Мы, расступясь, наблюдали борьбу: Ведекинд дал ей время развить весь орнамент телесных движений, напомнивших танец Дункан, взятый в темпах стремительных; позою поза стреляла; она завивалась, как трель дисканта над звучащею басом, могучей скульптурою торсов, напомнивших пращников, дискометателей; Франк Ведекинд был не менее великолепен в борьбе; наконец он ее положил на лопатки все с тою же бледною маской лица, устремленного мимо — жены, мимо мира, — в себя!

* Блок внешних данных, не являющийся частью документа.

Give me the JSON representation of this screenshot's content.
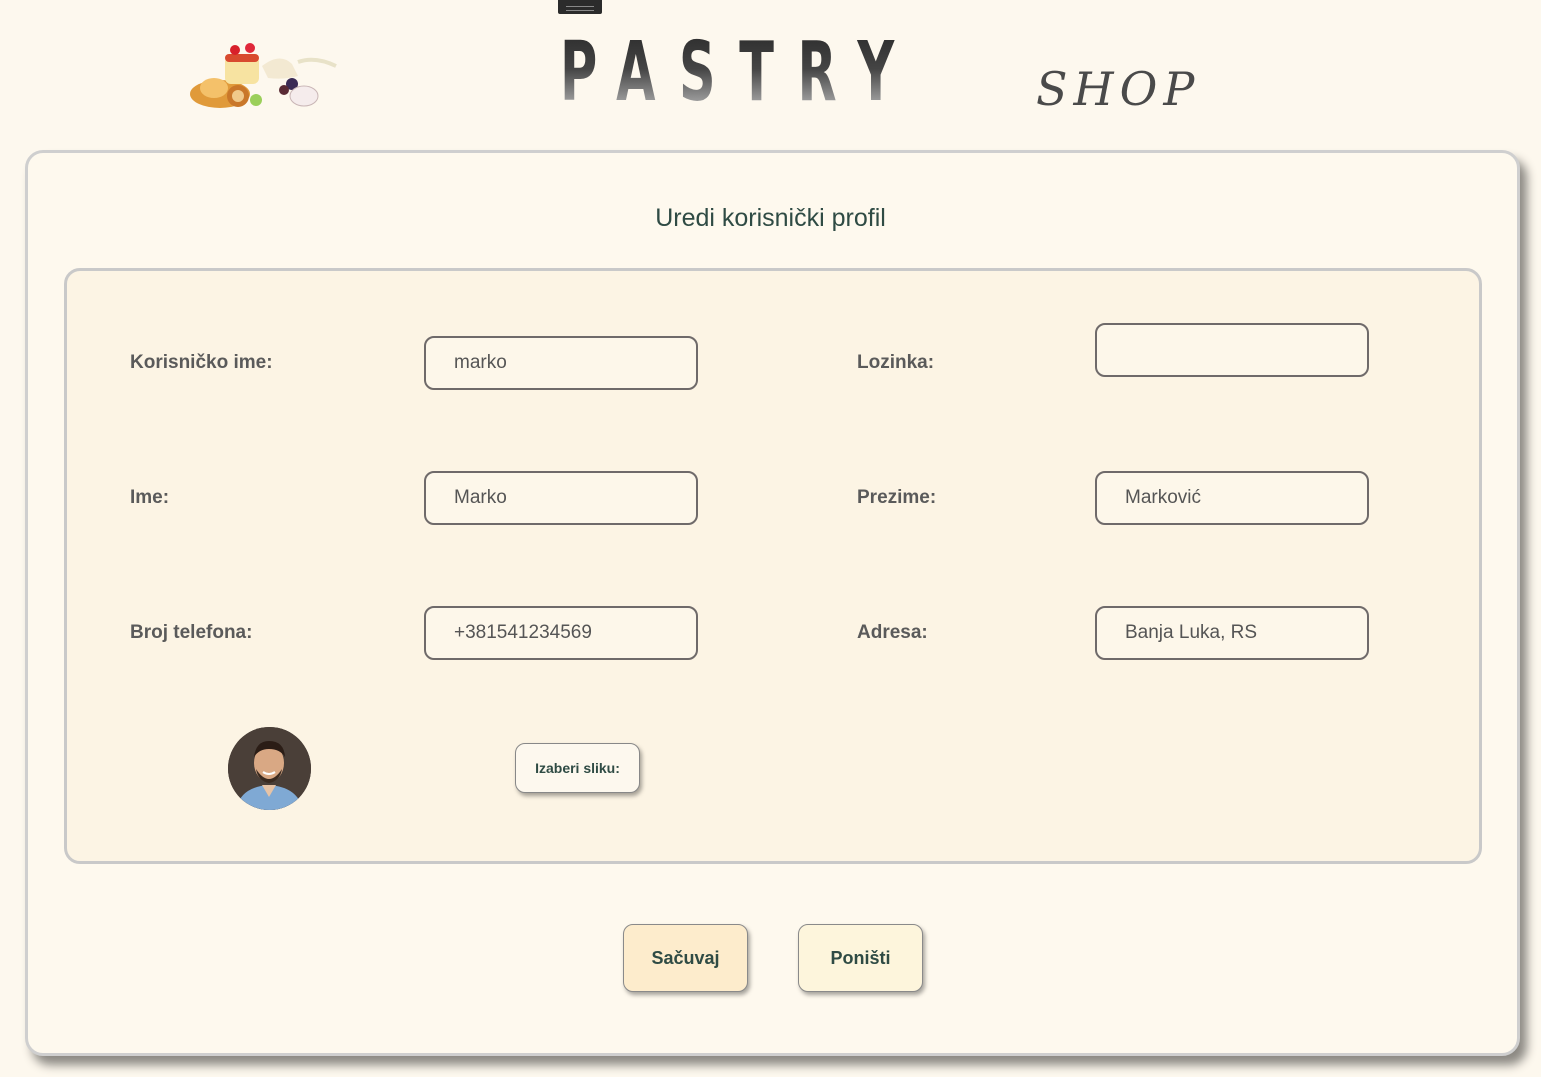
{
  "header": {
    "brand_main": "PASTRY",
    "brand_sub": "SHOP"
  },
  "form": {
    "title": "Uredi korisnički profil",
    "username_label": "Korisničko ime:",
    "username_value": "marko",
    "password_label": "Lozinka:",
    "password_value": "",
    "first_name_label": "Ime:",
    "first_name_value": "Marko",
    "last_name_label": "Prezime:",
    "last_name_value": "Marković",
    "phone_label": "Broj telefona:",
    "phone_value": "+381541234569",
    "address_label": "Adresa:",
    "address_value": "Banja Luka, RS",
    "choose_image_label": "Izaberi sliku:"
  },
  "actions": {
    "save_label": "Sačuvaj",
    "cancel_label": "Poništi"
  }
}
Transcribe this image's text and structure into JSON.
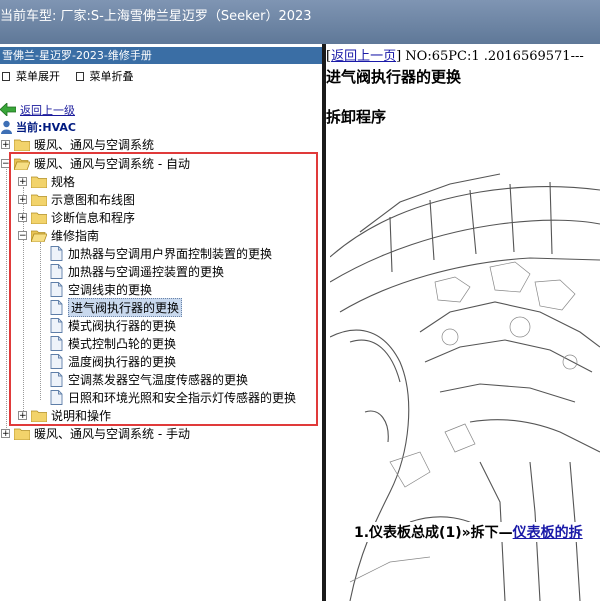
{
  "header": {
    "vehicle_label": "当前车型: 厂家:S-上海雪佛兰星迈罗（Seeker）2023"
  },
  "sidebar": {
    "title": "雪佛兰-星迈罗-2023-维修手册",
    "toolbar": {
      "expand": "菜单展开",
      "collapse": "菜单折叠"
    },
    "back_link": "返回上一级",
    "current": "当前:HVAC",
    "tree": {
      "hvac": "暖风、通风与空调系统",
      "hvac_auto": "暖风、通风与空调系统 - 自动",
      "specs": "规格",
      "diagrams": "示意图和布线图",
      "diag_info": "诊断信息和程序",
      "repair": "维修指南",
      "docs": [
        "加热器与空调用户界面控制装置的更换",
        "加热器与空调遥控装置的更换",
        "空调线束的更换",
        "进气阀执行器的更换",
        "模式阀执行器的更换",
        "模式控制凸轮的更换",
        "温度阀执行器的更换",
        "空调蒸发器空气温度传感器的更换",
        "日照和环境光照和安全指示灯传感器的更换"
      ],
      "desc_op": "说明和操作",
      "hvac_manual": "暖风、通风与空调系统 - 手动"
    }
  },
  "content": {
    "back_link": "返回上一页",
    "doc_no": "] NO:65PC:1 .2016569571---",
    "title": "进气阀执行器的更换",
    "subtitle": "拆卸程序",
    "step_text": "1.仪表板总成(1)»拆下—",
    "step_link": "仪表板的拆"
  },
  "colors": {
    "header_bg": "#6f86a6",
    "panel_title_bg": "#3a6ea5",
    "highlight_box": "#e03a3a",
    "link": "#1a1aa8",
    "selected_bg": "#c9d9ee"
  }
}
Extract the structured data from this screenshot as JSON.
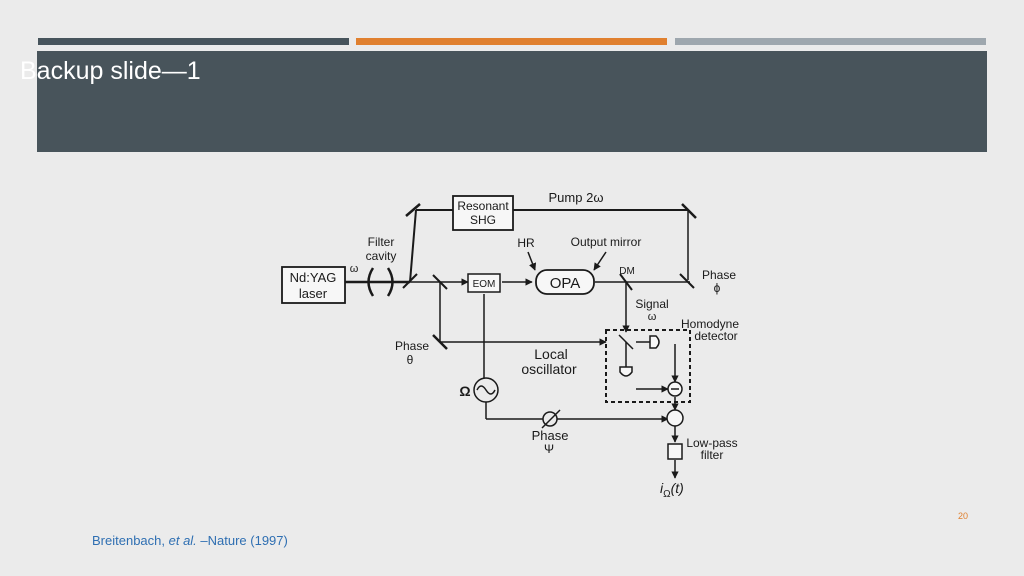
{
  "slide": {
    "title": "Backup slide—1",
    "page_number": "20",
    "citation": {
      "authors": "Breitenbach, ",
      "etal": "et al.",
      "source": " –Nature (1997)"
    }
  },
  "diagram": {
    "labels": {
      "laser_line1": "Nd:YAG",
      "laser_line2": "laser",
      "filter_line1": "Filter",
      "filter_line2": "cavity",
      "omega": "ω",
      "shg_line1": "Resonant",
      "shg_line2": "SHG",
      "pump": "Pump 2ω",
      "hr": "HR",
      "output_mirror": "Output mirror",
      "dm": "DM",
      "eom": "EOM",
      "opa": "OPA",
      "phase_phi_line1": "Phase",
      "phase_phi_line2": "ϕ",
      "signal_line1": "Signal",
      "signal_line2": "ω",
      "homodyne_line1": "Homodyne",
      "homodyne_line2": "detector",
      "phase_theta_line1": "Phase",
      "phase_theta_line2": "θ",
      "lo_line1": "Local",
      "lo_line2": "oscillator",
      "big_omega": "Ω",
      "phase_psi_line1": "Phase",
      "phase_psi_line2": "Ψ",
      "lowpass_line1": "Low-pass",
      "lowpass_line2": "filter",
      "output_i": "i",
      "output_sub": "Ω",
      "output_arg": "(t)"
    }
  }
}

Вероятней всего: фотография, столь ужаснувшая немцев, снята была после турнира супругов; мы пели и пили; я помню, как мандолинист, заломив поля шляпы, запевши струной, проводил меня до дому; долго бренчала струна в пустоте ночной улицы; я уж стоял у окна, раздеваясь, а где-то она еще плакала.

Бегство из Мюнхена

Все мне наладилось в Мюнхене;62 были теплы наши споры, мечты об Италии: перевалить Сен-Готард63 и, надевши «рукзаки» [Дорожные мешки], пешком опуститься в Лугано, в Милан; переживши Флоренцию и постояв под Джиотто в Ассизи [В Ассизи — фрески Джиотто], безумствовать в Риме.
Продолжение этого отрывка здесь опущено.